There is a facility sketch on file with designation of capacity for each room. The licensees were advised that the noted designated capacity for each room is to remain in compliance.

LPA observed that the resident bedrooms were appropriately furnished and had functional lighting. The physical plant is ready for an updated license. LPA will update the facility's file and issue a new license stating the change in bedrooms.

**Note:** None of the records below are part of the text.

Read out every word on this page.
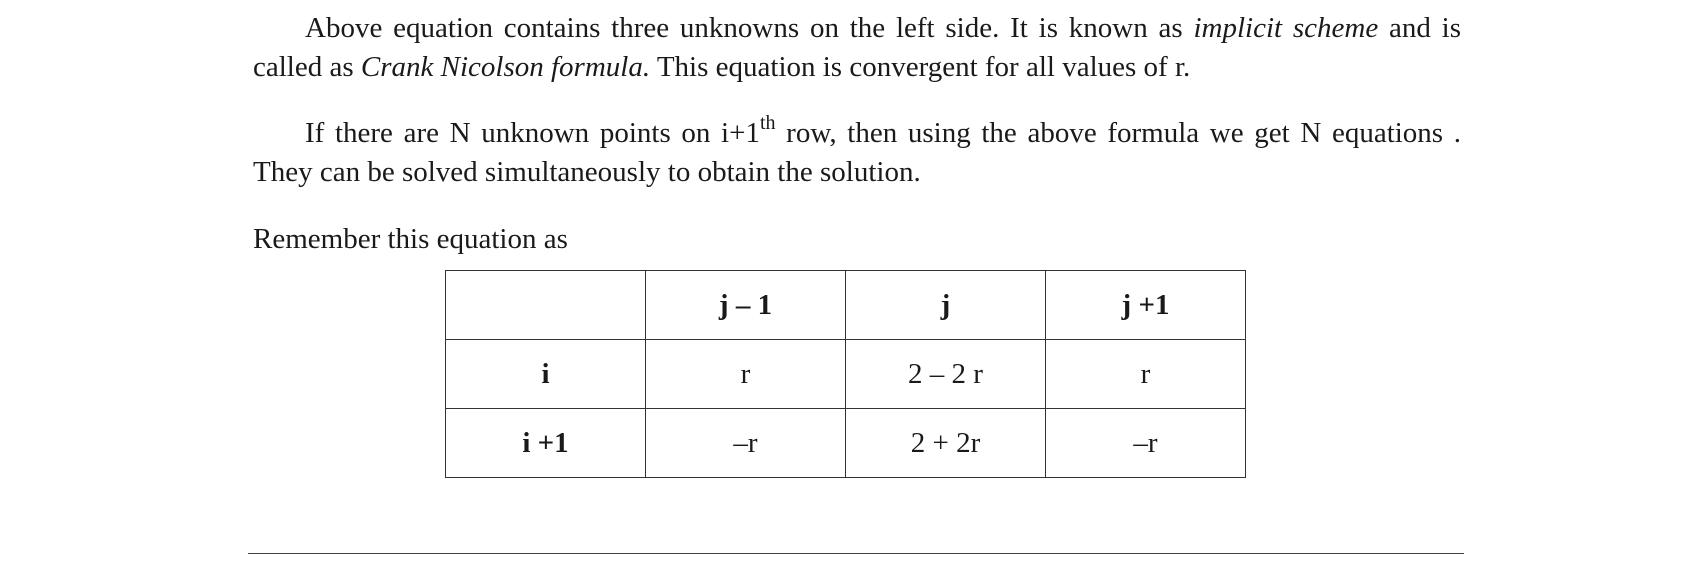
Above equation contains three unknowns on the left side. It is known as implicit scheme and is called as Crank Nicolson formula. This equation is convergent for all values of r.

If there are N unknown points on i+1th row, then using the above formula we get N equations . They can be solved simultaneously to obtain the solution.

Remember this equation as

	j – 1	j	j +1
i	r	2 – 2 r	r
i +1	–r	2 + 2r	–r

There are (5) residents in care who are in their bedrooms.

An exit interview was conducted where this report LIC809 was discussed and provided to the Licensees, Tanya Willis and Jahmaal Willis.

SUPERVISORS NAME: Nedra Brown
LICENSING EVALUATOR NAME: Michelle Echeverria
LICENSING EVALUATOR SIGNATURE: DATE: 02/21/2025
I acknowledge receipt of this form and understand my licensing appeal rights as explained and received.
FACILITY REPRESENTATIVE SIGNATURE: DATE: 02/21/2025
This report must be available at Child Care and Group Home facilities for public review for 3 years.